Interventi dietetici in persone con obesità e diabete di tipo 2
90 pazienti sono stati randomizzati in un rapporto 1:1:1 nei gruppi IER, TRE o CER, con un apporto calorico settimanale rimasto lo stesso in tutti i gruppi. Un team di nutrizionisti ha monitorato l’intervento di 16 settimane. Dei partecipanti arruolati, 63 hanno completato lo studio. Si trattava di 18 donne e 45 uomini con un’età media di 36,8 anni, una durata mediana del diabete di 1,5 anni, un BMI basale di 31,7 kg/m² e un livello di HbA1c del 7,42%. Al termine dello studio, non sono state riscontrate differenze significative nella riduzione dell’HbA1c e nella perdita di peso tra i gruppi IER, TRE e CER. Tuttavia, la riduzione assoluta dei livelli di HbA1c e del peso corporeo è stata maggiore nel gruppo IER.

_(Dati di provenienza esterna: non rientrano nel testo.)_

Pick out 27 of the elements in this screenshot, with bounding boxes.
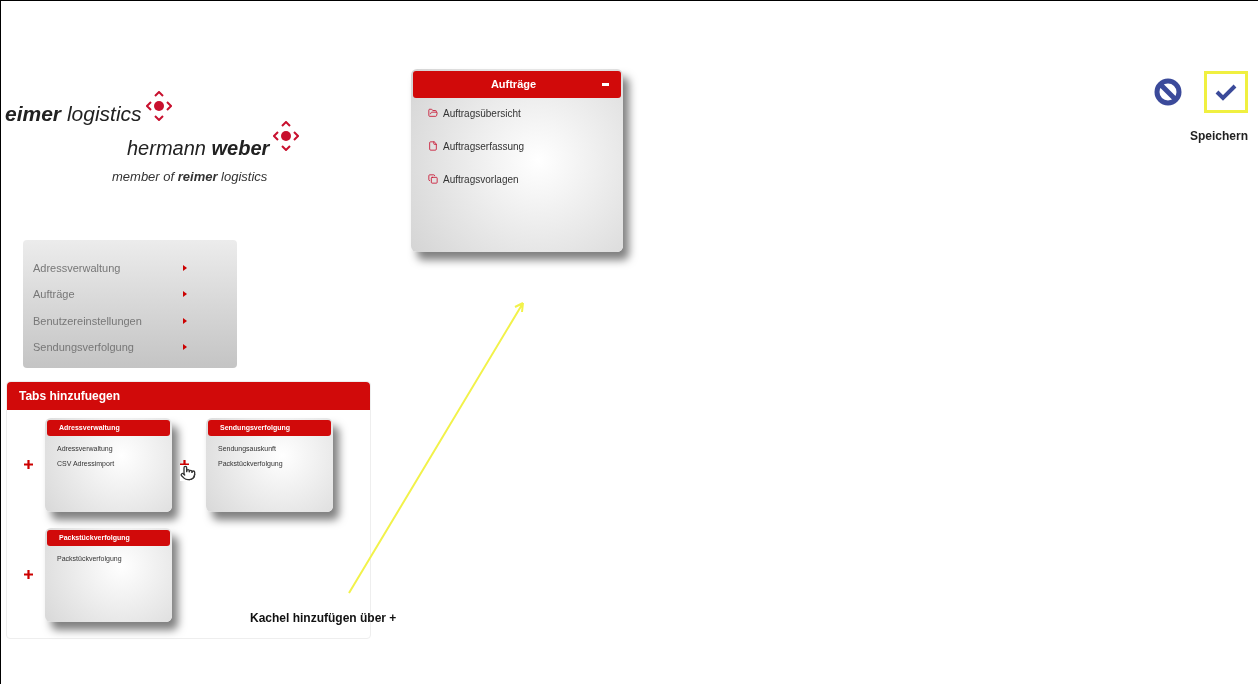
cancel-icon[interactable] <box>1154 78 1182 106</box>
caret-right-icon <box>183 264 187 271</box>
folder-icon <box>428 108 438 118</box>
plus-icon[interactable] <box>24 460 33 469</box>
annotation-text: Kachel hinzufügen über + <box>250 610 397 627</box>
copy-icon <box>428 174 438 184</box>
caret-right-icon <box>183 291 187 298</box>
menu-item[interactable]: Auftragserfassung <box>443 138 525 154</box>
subbrand-logo-text: hermann weber <box>127 136 270 161</box>
file-icon <box>428 141 438 151</box>
minus-icon[interactable] <box>602 82 609 86</box>
save-button[interactable] <box>1204 71 1248 113</box>
checkmark-icon <box>1215 83 1237 101</box>
menu-item[interactable]: Auftragsübersicht <box>443 105 521 121</box>
panel-header: Tabs hinzufuegen <box>7 381 370 410</box>
caret-right-icon <box>183 317 187 324</box>
tile-title: Aufträge <box>489 77 538 92</box>
logo-tagline: member of reimer logistics <box>112 168 269 186</box>
brand-logo-text: eimer logistics <box>5 100 142 127</box>
save-label: Speichern <box>1189 128 1248 145</box>
caret-right-icon <box>183 344 187 351</box>
hand-cursor-icon <box>180 465 196 481</box>
diamond-arrows-icon <box>273 121 300 151</box>
plus-icon[interactable] <box>24 570 33 579</box>
menu-item[interactable]: Auftragsvorlagen <box>443 171 519 187</box>
diamond-arrows-icon <box>145 91 172 121</box>
menu-item[interactable]: Adressverwaltung <box>33 259 183 276</box>
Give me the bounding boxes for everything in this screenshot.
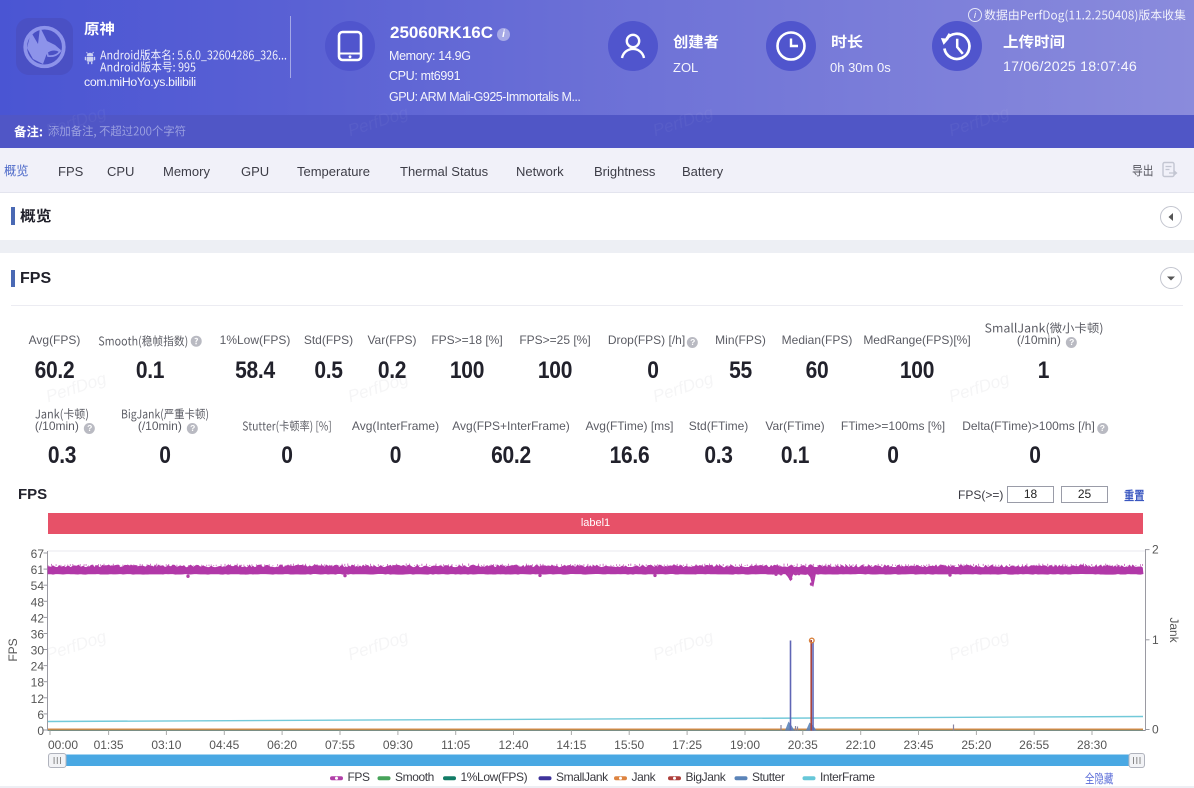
svg-text:28:30: 28:30 xyxy=(1077,738,1107,752)
svg-text:0: 0 xyxy=(1152,723,1159,737)
svg-text:BigJank: BigJank xyxy=(686,770,727,784)
svg-text:1%Low(FPS): 1%Low(FPS) xyxy=(461,770,528,784)
svg-text:48: 48 xyxy=(31,595,45,609)
svg-text:04:45: 04:45 xyxy=(209,738,239,752)
svg-text:Jank: Jank xyxy=(1167,617,1181,643)
svg-text:12:40: 12:40 xyxy=(498,738,528,752)
svg-text:42: 42 xyxy=(31,611,45,625)
svg-text:06:20: 06:20 xyxy=(267,738,297,752)
svg-text:6: 6 xyxy=(37,708,44,722)
svg-text:54: 54 xyxy=(31,579,45,593)
svg-text:19:00: 19:00 xyxy=(730,738,760,752)
svg-text:22:10: 22:10 xyxy=(846,738,876,752)
svg-text:18: 18 xyxy=(31,676,45,690)
svg-text:FPS: FPS xyxy=(348,770,371,784)
svg-text:24: 24 xyxy=(31,660,45,674)
svg-text:36: 36 xyxy=(31,628,45,642)
svg-text:Stutter: Stutter xyxy=(752,770,785,784)
svg-text:15:50: 15:50 xyxy=(614,738,644,752)
svg-text:14:15: 14:15 xyxy=(556,738,586,752)
svg-text:01:35: 01:35 xyxy=(94,738,124,752)
svg-text:Smooth: Smooth xyxy=(395,770,434,784)
svg-text:20:35: 20:35 xyxy=(788,738,818,752)
svg-text:12: 12 xyxy=(31,692,45,706)
svg-text:25:20: 25:20 xyxy=(961,738,991,752)
svg-text:09:30: 09:30 xyxy=(383,738,413,752)
svg-text:00:00: 00:00 xyxy=(48,738,78,752)
svg-text:07:55: 07:55 xyxy=(325,738,355,752)
svg-text:67: 67 xyxy=(31,547,45,561)
svg-text:1: 1 xyxy=(1152,633,1159,647)
svg-text:InterFrame: InterFrame xyxy=(820,770,875,784)
svg-text:26:55: 26:55 xyxy=(1019,738,1049,752)
svg-text:03:10: 03:10 xyxy=(151,738,181,752)
svg-text:FPS: FPS xyxy=(6,638,20,661)
svg-text:0: 0 xyxy=(37,724,44,738)
svg-text:17:25: 17:25 xyxy=(672,738,702,752)
svg-text:2: 2 xyxy=(1152,543,1159,557)
svg-text:61: 61 xyxy=(31,563,45,577)
svg-text:11:05: 11:05 xyxy=(441,738,470,752)
svg-text:SmallJank: SmallJank xyxy=(556,770,609,784)
svg-text:30: 30 xyxy=(31,644,45,658)
svg-text:Jank: Jank xyxy=(632,770,657,784)
svg-text:23:45: 23:45 xyxy=(903,738,933,752)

Rispetto a TRE e CER, l’IER ha ridotto significativamente la glicemia a digiuno e i trigliceridi e ha aumentato l’indice di Matsuda, una misura della sensibilità all’insulina di tutto il corpo. I livelli di acido urico e degli enzimi epatici non hanno mostrato variazioni statisticamente significative rispetto al basale in nessun gruppo di studio. Due pazienti nel gruppo IER e nel gruppo TRE, così come tre pazienti nel gruppo CER, hanno manifestato una lieve ipoglicemia. Il gruppo IER ha mostrato la più alta aderenza al trattamento (85%), seguito dal gruppo CER con l’84% e dal gruppo TRE con il 78%. Sia il gruppo IER che quello CER hanno mostrato differenze statisticamente significative rispetto al gruppo TRE. Zhang ha affermato che questi risultati sottolineano la fattibilità e l’efficacia degli interventi dietetici nelle persone con obesità e diabete di tipo 2.